Was ist vom Traum geblieben?

Die Küstenstraße von Pacific Grove nach Monterey führt durch die Straße der Ölsardinen, die John Steinbeck in seinem Roman „Cannery Row“ verherrlicht hat. Die Hallen, in denen die Fische eingedost wurden, säumen noch immer die Straße. Im Innern mit Boutiquen, Ramschläden und Cafés verkauft auch der nepalesische Maler Bratap Lama die Thangkas, die er mit den Göttern der buddhistischen Religion bemalt. Gerade hat er die Preise herabgesetzt, und die Freunde raten mir, die Gunst der Stunde zu nutzen.
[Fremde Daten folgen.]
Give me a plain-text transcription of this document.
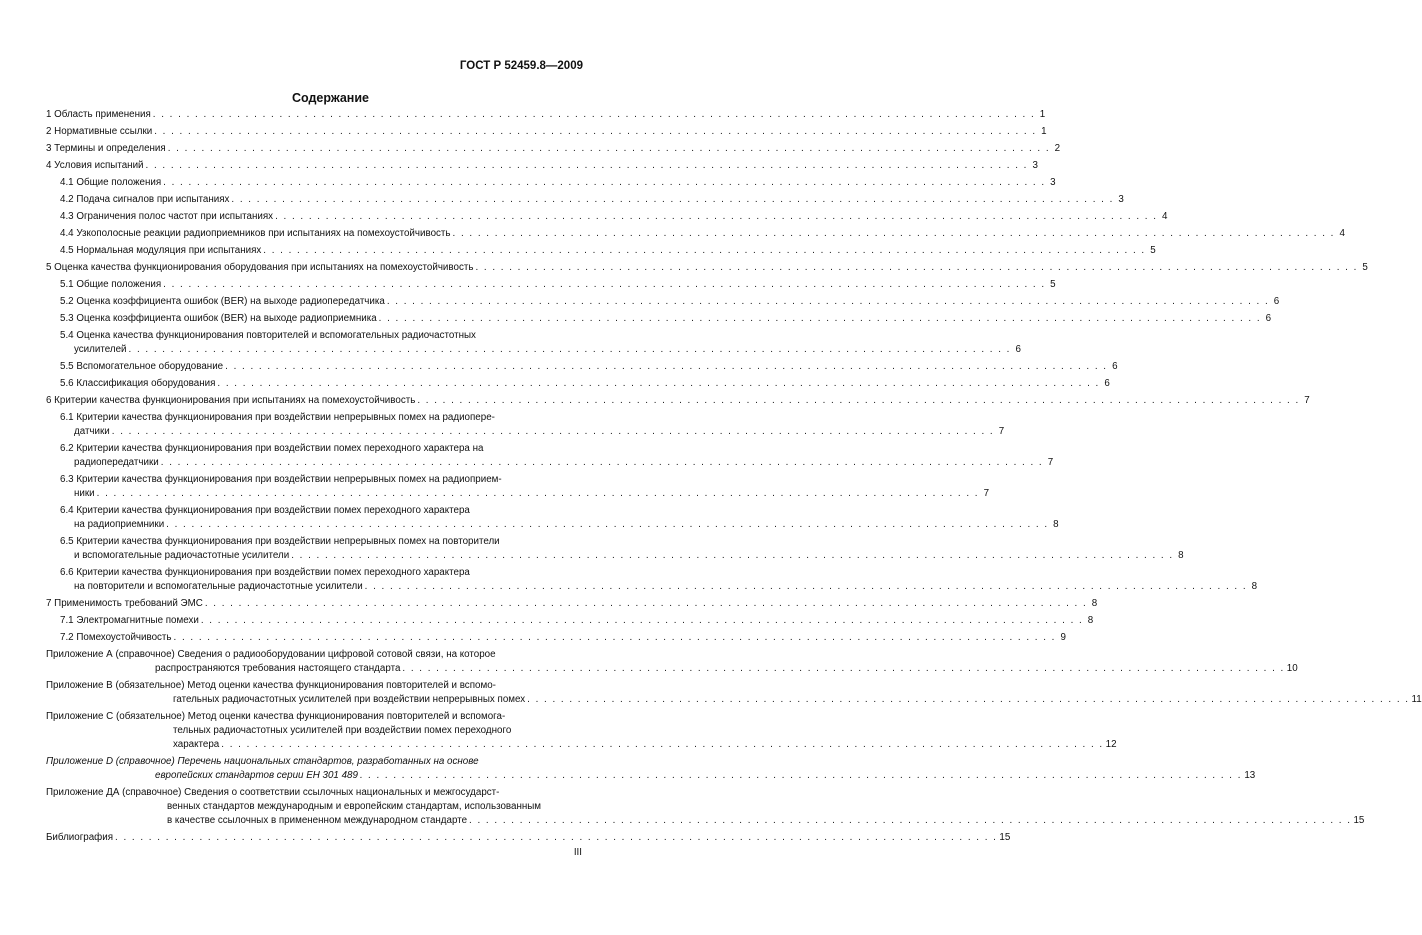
ГОСТ Р 52459.8—2009
Содержание
1 Область применения . . . . . . . . . . . . . . . . . . . . . . . . . . . . . . . . . . . . . . . . . . . . . . . . . . . . . . . . . . . . . . . . . . . . . . . . . . . . . . . . . . . . . . . . . . . . . . . . . . . . . . . . . 1
2 Нормативные ссылки . . . . . . . . . . . . . . . . . . . . . . . . . . . . . . . . . . . . . . . . . . . . . . . . . . . . . . . . . . . . . . . . . . . . . . . . . . . . . . . . . . . . . . . . . . . . . . . . . . . . . . . . . 1
3 Термины и определения . . . . . . . . . . . . . . . . . . . . . . . . . . . . . . . . . . . . . . . . . . . . . . . . . . . . . . . . . . . . . . . . . . . . . . . . . . . . . . . . . . . . . . . . . . . . . . . . . . . . . . . . . 2
4 Условия испытаний . . . . . . . . . . . . . . . . . . . . . . . . . . . . . . . . . . . . . . . . . . . . . . . . . . . . . . . . . . . . . . . . . . . . . . . . . . . . . . . . . . . . . . . . . . . . . . . . . . . . . . . . . 3
4.1 Общие положения . . . . . . . . . . . . . . . . . . . . . . . . . . . . . . . . . . . . . . . . . . . . . . . . . . . . . . . . . . . . . . . . . . . . . . . . . . . . . . . . . . . . . . . . . . . . . . . . . . . . . . . . . 3
4.2 Подача сигналов при испытаниях . . . . . . . . . . . . . . . . . . . . . . . . . . . . . . . . . . . . . . . . . . . . . . . . . . . . . . . . . . . . . . . . . . . . . . . . . . . . . . . . . . . . . . . . . . . . . . . . . . . . . . . . . 3
4.3 Ограничения полос частот при испытаниях . . . . . . . . . . . . . . . . . . . . . . . . . . . . . . . . . . . . . . . . . . . . . . . . . . . . . . . . . . . . . . . . . . . . . . . . . . . . . . . . . . . . . . . . . . . . . . . . . . . . . . . . . 4
4.4 Узкополосные реакции радиоприемников при испытаниях на помехоустойчивость . . . . . . . . . . . . . . . . . . . . . . . . . . . . . . . . . . . . . . . . . . . . . . . . . . . . . . . . . . . . . . . . . . . . . . . . . . . . . . . . . . . . . . . . . . . . . . . . . . . . . . . . . 4
4.5 Нормальная модуляция при испытаниях . . . . . . . . . . . . . . . . . . . . . . . . . . . . . . . . . . . . . . . . . . . . . . . . . . . . . . . . . . . . . . . . . . . . . . . . . . . . . . . . . . . . . . . . . . . . . . . . . . . . . . . . . 5
5 Оценка качества функционирования оборудования при испытаниях на помехоустойчивость . . . . . . . . . . . . . . . . . . . . . . . . . . . . . . . . . . . . . . . . . . . . . . . . . . . . . . . . . . . . . . . . . . . . . . . . . . . . . . . . . . . . . . . . . . . . . . . . . . . . . . . . . 5
5.1 Общие положения . . . . . . . . . . . . . . . . . . . . . . . . . . . . . . . . . . . . . . . . . . . . . . . . . . . . . . . . . . . . . . . . . . . . . . . . . . . . . . . . . . . . . . . . . . . . . . . . . . . . . . . . . 5
5.2 Оценка коэффициента ошибок (BER) на выходе радиопередатчика . . . . . . . . . . . . . . . . . . . . . . . . . . . . . . . . . . . . . . . . . . . . . . . . . . . . . . . . . . . . . . . . . . . . . . . . . . . . . . . . . . . . . . . . . . . . . . . . . . . . . . . . . 6
5.3 Оценка коэффициента ошибок (BER) на выходе радиоприемника . . . . . . . . . . . . . . . . . . . . . . . . . . . . . . . . . . . . . . . . . . . . . . . . . . . . . . . . . . . . . . . . . . . . . . . . . . . . . . . . . . . . . . . . . . . . . . . . . . . . . . . . . 6
5.4 Оценка качества функционирования повторителей и вспомогательных радиочастотных
усилителей . . . . . . . . . . . . . . . . . . . . . . . . . . . . . . . . . . . . . . . . . . . . . . . . . . . . . . . . . . . . . . . . . . . . . . . . . . . . . . . . . . . . . . . . . . . . . . . . . . . . . . . . . 6
5.5 Вспомогательное оборудование . . . . . . . . . . . . . . . . . . . . . . . . . . . . . . . . . . . . . . . . . . . . . . . . . . . . . . . . . . . . . . . . . . . . . . . . . . . . . . . . . . . . . . . . . . . . . . . . . . . . . . . . . 6
5.6 Классификация оборудования . . . . . . . . . . . . . . . . . . . . . . . . . . . . . . . . . . . . . . . . . . . . . . . . . . . . . . . . . . . . . . . . . . . . . . . . . . . . . . . . . . . . . . . . . . . . . . . . . . . . . . . . . 6
6 Критерии качества функционирования при испытаниях на помехоустойчивость . . . . . . . . . . . . . . . . . . . . . . . . . . . . . . . . . . . . . . . . . . . . . . . . . . . . . . . . . . . . . . . . . . . . . . . . . . . . . . . . . . . . . . . . . . . . . . . . . . . . . . . . . 7
6.1 Критерии качества функционирования при воздействии непрерывных помех на радиопере-
датчики . . . . . . . . . . . . . . . . . . . . . . . . . . . . . . . . . . . . . . . . . . . . . . . . . . . . . . . . . . . . . . . . . . . . . . . . . . . . . . . . . . . . . . . . . . . . . . . . . . . . . . . . . 7
6.2 Критерии качества функционирования при воздействии помех переходного характера на
радиопередатчики . . . . . . . . . . . . . . . . . . . . . . . . . . . . . . . . . . . . . . . . . . . . . . . . . . . . . . . . . . . . . . . . . . . . . . . . . . . . . . . . . . . . . . . . . . . . . . . . . . . . . . . . . 7
6.3 Критерии качества функционирования при воздействии непрерывных помех на радиоприем-
ники . . . . . . . . . . . . . . . . . . . . . . . . . . . . . . . . . . . . . . . . . . . . . . . . . . . . . . . . . . . . . . . . . . . . . . . . . . . . . . . . . . . . . . . . . . . . . . . . . . . . . . . . . 7
6.4 Критерии качества функционирования при воздействии помех переходного характера
на радиоприемники . . . . . . . . . . . . . . . . . . . . . . . . . . . . . . . . . . . . . . . . . . . . . . . . . . . . . . . . . . . . . . . . . . . . . . . . . . . . . . . . . . . . . . . . . . . . . . . . . . . . . . . . . 8
6.5 Критерии качества функционирования при воздействии непрерывных помех на повторители
и вспомогательные радиочастотные усилители . . . . . . . . . . . . . . . . . . . . . . . . . . . . . . . . . . . . . . . . . . . . . . . . . . . . . . . . . . . . . . . . . . . . . . . . . . . . . . . . . . . . . . . . . . . . . . . . . . . . . . . . . 8
6.6 Критерии качества функционирования при воздействии помех переходного характера
на повторители и вспомогательные радиочастотные усилители . . . . . . . . . . . . . . . . . . . . . . . . . . . . . . . . . . . . . . . . . . . . . . . . . . . . . . . . . . . . . . . . . . . . . . . . . . . . . . . . . . . . . . . . . . . . . . . . . . . . . . . . . 8
7 Применимость требований ЭМС . . . . . . . . . . . . . . . . . . . . . . . . . . . . . . . . . . . . . . . . . . . . . . . . . . . . . . . . . . . . . . . . . . . . . . . . . . . . . . . . . . . . . . . . . . . . . . . . . . . . . . . . . 8
7.1 Электромагнитные помехи . . . . . . . . . . . . . . . . . . . . . . . . . . . . . . . . . . . . . . . . . . . . . . . . . . . . . . . . . . . . . . . . . . . . . . . . . . . . . . . . . . . . . . . . . . . . . . . . . . . . . . . . . 8
7.2 Помехоустойчивость . . . . . . . . . . . . . . . . . . . . . . . . . . . . . . . . . . . . . . . . . . . . . . . . . . . . . . . . . . . . . . . . . . . . . . . . . . . . . . . . . . . . . . . . . . . . . . . . . . . . . . . . . 9
Приложение А (справочное) Сведения о радиооборудовании цифровой сотовой связи, на которое
распространяются требования настоящего стандарта . . . . . . . . . . . . . . . . . . . . . . . . . . . . . . . . . . . . . . . . . . . . . . . . . . . . . . . . . . . . . . . . . . . . . . . . . . . . . . . . . . . . . . . . . . . . . . . . . . . . . . . . . 10
Приложение В (обязательное) Метод оценки качества функционирования повторителей и вспомо-
гательных радиочастотных усилителей при воздействии непрерывных помех . . . . . . . . . . . . . . . . . . . . . . . . . . . . . . . . . . . . . . . . . . . . . . . . . . . . . . . . . . . . . . . . . . . . . . . . . . . . . . . . . . . . . . . . . . . . . . . . . . . . . . . . . 11
Приложение С (обязательное) Метод оценки качества функционирования повторителей и вспомога-
тельных радиочастотных усилителей при воздействии помех переходного
характера . . . . . . . . . . . . . . . . . . . . . . . . . . . . . . . . . . . . . . . . . . . . . . . . . . . . . . . . . . . . . . . . . . . . . . . . . . . . . . . . . . . . . . . . . . . . . . . . . . . . . . . . . 12
Приложение D (справочное) Перечень национальных стандартов, разработанных на основе
европейских стандартов серии ЕН 301 489 . . . . . . . . . . . . . . . . . . . . . . . . . . . . . . . . . . . . . . . . . . . . . . . . . . . . . . . . . . . . . . . . . . . . . . . . . . . . . . . . . . . . . . . . . . . . . . . . . . . . . . . . . 13
Приложение ДА (справочное) Сведения о соответствии ссылочных национальных и межгосударст-
венных стандартов международным и европейским стандартам, использованным
в качестве ссылочных в примененном международном стандарте . . . . . . . . . . . . . . . . . . . . . . . . . . . . . . . . . . . . . . . . . . . . . . . . . . . . . . . . . . . . . . . . . . . . . . . . . . . . . . . . . . . . . . . . . . . . . . . . . . . . . . . . . 15
Библиография . . . . . . . . . . . . . . . . . . . . . . . . . . . . . . . . . . . . . . . . . . . . . . . . . . . . . . . . . . . . . . . . . . . . . . . . . . . . . . . . . . . . . . . . . . . . . . . . . . . . . . . . . 15
III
Die bunten Götter, die auf den Bildern des malenden Mönchs zu sehen sind, bedeuten mir nichts. Eine Darstellung des Wegs ins Nirwana, der schwarze Elefanten durch alle Stadien der Erleuchtung führt, bis sie ins Weiße verwandelt sind, zieht meinen Blick aber an. Müsste es nicht umgekehrt sein?, möchte ich den Maler aus Nepal fragen. Denn was ist uns von Anspruch und Traum der weißen Monarchen geblieben?

Michael Eberth lebt als Dramaturg und Publizist in Berlin. Zuletzt erschien von ihm 2015 „Einheit. Berliner Theatertagebücher 1991 – 1996“ (Alexander Verlag).